Chi sono coloro che stanno preparando il prossimo conclave? (2)

29 Dicembre 2021
Fonte: fsspx.news
Andrea Riccardi

Durante l'incontro avuto con i suoi colleghi gesuiti in Slovacchia il 12 settembre 2021, Papa Francesco ha denunciato il comportamento sospetto di alcuni presuli, durante e dopo l'intervento chirurgico del 4 luglio, "si stavano preparando per il conclave", ha detto.

La prima parte ha presentato le tre tendenze che si notano tra i cardinali. Questa seconda parte introduce uno dei gruppi di pressione più influenti.

Operazione Sant'Egidio
Sandro Magister, dal canto suo, - sul suo blog Settimo Cielo del 12 ottobre - vede pesare gravemente sull'elezione del successore di Francesco l'influenza della Comunità di Sant'Egidio. Il candidato di questa comunità progressista - zelante organizzatore dell'incontro interreligioso di Assisi (27 ottobre 1986) e di quelli che seguirono - è il cardinale Matteo Zuppi, arcivescovo di Bologna.

Questo prelato sta, secondo Sandro Magister, "all’ombra di Riccardi, uno dei fondatori della comunità di Sant’Egidio, che è indiscutibilmente la più potente lobby cattolica degli ultimi decenni a livello mondiale, tanto più influente, in un futuro conclave, quanto più il collegio dei cardinali elettori – dopo i maltrattamenti subiti da papa Francesco sia nelle nomine che nelle mancate convocazioni dei concistori – s’è fatto disordinato, di incerto sentire e facile a essere instradato da pressioni interne ed esterne."

Secondo il vaticanista romano, già "nei conclavi del 1978, del 2005 e del 2013 gli uomini di Sant’Egidio hanno tentato di pilotarne l’esito. Ogni volta senza successo, ma sempre, poi, con l’abilità camaleontica di adattarsi perfettamente a ciascun nuovo papa, fino a toccare l’apogeo con il pontificato di Francesco"

Quest'ultimo "non solo ha promosso Zuppi ad arcivescovo di Bologna e a cardinale, ma ha collocato Vincenzo Paglia alla testa degli istituti vaticani per la vita e la famiglia, ha messo Matteo Bruni a capo della sala stampa e, da ultimo, ha nominato vicepresidi del rifondato pontificio istituto teologico Giovanni Paolo II per le scienze del matrimonio e della famiglia i coniugi Agostino Giovagnoli e Milena Santerini, il primo dei quali anche indefesso avvocato dell’attuale, disastrosa politica pontificia con la Cina."

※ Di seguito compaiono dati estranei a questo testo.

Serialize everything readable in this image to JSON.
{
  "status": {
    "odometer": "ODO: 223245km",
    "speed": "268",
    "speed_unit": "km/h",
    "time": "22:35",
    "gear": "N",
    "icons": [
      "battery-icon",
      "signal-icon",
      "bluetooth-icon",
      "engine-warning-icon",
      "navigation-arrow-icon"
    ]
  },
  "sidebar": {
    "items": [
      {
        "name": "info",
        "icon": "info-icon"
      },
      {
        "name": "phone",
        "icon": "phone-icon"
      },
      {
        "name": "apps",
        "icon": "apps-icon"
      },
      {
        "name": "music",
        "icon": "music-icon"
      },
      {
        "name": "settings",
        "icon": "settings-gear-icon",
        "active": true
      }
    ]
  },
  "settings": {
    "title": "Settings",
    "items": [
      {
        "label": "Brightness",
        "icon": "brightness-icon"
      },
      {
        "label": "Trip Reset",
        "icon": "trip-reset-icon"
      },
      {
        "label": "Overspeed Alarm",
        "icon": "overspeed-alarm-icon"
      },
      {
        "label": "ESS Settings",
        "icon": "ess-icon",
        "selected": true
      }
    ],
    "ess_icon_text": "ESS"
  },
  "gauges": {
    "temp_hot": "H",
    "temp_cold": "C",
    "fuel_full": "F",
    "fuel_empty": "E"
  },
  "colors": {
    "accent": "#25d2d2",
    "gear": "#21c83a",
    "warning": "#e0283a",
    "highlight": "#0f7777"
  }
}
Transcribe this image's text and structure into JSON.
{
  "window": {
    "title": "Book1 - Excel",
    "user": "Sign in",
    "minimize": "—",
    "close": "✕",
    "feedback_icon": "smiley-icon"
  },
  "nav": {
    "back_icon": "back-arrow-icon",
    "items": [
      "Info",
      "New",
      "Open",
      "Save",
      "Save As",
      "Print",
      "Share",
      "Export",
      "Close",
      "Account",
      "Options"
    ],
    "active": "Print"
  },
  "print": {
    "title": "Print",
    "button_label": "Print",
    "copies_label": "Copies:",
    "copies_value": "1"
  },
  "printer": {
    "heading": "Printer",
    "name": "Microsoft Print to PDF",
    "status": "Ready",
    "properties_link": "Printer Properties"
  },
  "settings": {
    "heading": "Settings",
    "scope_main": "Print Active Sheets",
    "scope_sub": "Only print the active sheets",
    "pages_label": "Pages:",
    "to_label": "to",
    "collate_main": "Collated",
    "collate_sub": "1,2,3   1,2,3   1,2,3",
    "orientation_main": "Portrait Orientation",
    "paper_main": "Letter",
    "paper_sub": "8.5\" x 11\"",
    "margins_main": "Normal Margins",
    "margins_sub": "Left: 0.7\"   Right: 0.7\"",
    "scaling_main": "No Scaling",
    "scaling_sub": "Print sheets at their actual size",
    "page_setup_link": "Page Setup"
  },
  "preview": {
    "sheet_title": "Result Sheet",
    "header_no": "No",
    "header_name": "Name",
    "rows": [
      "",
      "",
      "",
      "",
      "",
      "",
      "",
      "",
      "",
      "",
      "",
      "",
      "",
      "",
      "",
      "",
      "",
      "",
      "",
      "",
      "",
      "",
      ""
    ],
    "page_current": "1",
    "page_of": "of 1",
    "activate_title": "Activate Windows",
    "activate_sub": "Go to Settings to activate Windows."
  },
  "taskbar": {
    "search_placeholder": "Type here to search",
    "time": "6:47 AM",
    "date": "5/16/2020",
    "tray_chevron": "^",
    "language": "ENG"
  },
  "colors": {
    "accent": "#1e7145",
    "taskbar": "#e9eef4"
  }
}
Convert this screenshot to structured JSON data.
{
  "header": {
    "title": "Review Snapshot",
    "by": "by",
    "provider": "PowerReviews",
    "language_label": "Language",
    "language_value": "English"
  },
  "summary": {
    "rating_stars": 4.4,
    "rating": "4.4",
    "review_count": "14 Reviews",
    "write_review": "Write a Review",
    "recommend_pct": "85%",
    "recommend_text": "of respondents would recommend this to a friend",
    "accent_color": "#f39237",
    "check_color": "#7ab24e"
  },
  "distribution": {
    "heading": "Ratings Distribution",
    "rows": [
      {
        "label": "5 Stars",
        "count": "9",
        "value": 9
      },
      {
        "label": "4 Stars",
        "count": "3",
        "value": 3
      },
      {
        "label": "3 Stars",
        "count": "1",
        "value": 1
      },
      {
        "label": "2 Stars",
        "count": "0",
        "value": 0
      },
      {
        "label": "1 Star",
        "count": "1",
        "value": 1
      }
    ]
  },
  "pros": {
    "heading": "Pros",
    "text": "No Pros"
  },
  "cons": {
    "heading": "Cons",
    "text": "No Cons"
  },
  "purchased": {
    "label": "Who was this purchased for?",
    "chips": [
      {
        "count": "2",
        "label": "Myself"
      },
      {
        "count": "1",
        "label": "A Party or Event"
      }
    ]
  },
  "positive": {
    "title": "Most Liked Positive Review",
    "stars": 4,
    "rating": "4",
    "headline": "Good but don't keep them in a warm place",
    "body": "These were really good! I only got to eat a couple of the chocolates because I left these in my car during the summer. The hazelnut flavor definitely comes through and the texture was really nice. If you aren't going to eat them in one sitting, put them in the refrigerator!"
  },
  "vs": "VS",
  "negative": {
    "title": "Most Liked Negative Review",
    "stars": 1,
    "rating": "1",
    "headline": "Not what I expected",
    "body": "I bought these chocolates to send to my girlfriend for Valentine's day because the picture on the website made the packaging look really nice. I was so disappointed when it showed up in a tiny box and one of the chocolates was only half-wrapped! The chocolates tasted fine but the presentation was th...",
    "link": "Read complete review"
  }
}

La Comunità di Sant'Egidio non ha aspettato l'attuale pandemia per avanzare sotto mentite spoglie. Sandro Magister svela la tattica dei suoi dirigenti: "non schierarsi pubblicamente sui temi più realmente controversi nella Chiesa, specie se toccano i fondamenti della dottrina, ma di navigare in acque tranquille e di sicuro beneficio mediatico come i simposi per la pace e la madre terra, oltre che le attività caritative con i poveri."

"Quando invece, per i ruoli ricoperti, proprio non possono schivare di prendere posizione, la loro regola è di attestarsi sul terreno “pastorale”, quello tanto caro a papa Bergoglio, che consente di predicare e praticare le soluzioni più diverse, specie se conformi allo spirito del tempo, asserendo a parole che la dottrina resta sempre la stessa."

"Le confuse dichiarazioni di Paglia sull’eutanasia ne sono un esempio tra tanti, come lo è la sibillina prefazione del cardinale Zuppi all’edizione italiana del libro “Building a bridge” del gesuita James Martin, apprezzatissimo da Francesco, di sostegno a una nuova pastorale degli omosessuali."

Sandro Magister afferma che se il cardinale Zuppi " fosse eletto, non sarà lui, ma più di lui Andrea Riccardi, l’onnipotente fondatore e capo della comunità, dove da sempre non cade foglia che lui non voglia."

Intelligente, "Riccardi sa anche che per aggiudicarsi la successione a Francesco occorre prendere una certa distanza tattica dall’attuale papa, come richiesto dalla fisiologia di ogni cambio di pontificato."

"Ed è ciò che ha fatto in un suo recente libro di analisi sullo stato attuale della Chiesa, molto critico fin dal titolo, “La Chiesa brucia”, come per invocare un cambio di rotta, ma anche molto vago sul nuovo cammino da intraprendere, come per non voler scontentare nessuno."

E il vaticanista conclude prudente: "Ma che l’operazione riesca è tutto da vedere. Anzi, non riuscirà affatto, una volta che le sia tolta la maschera."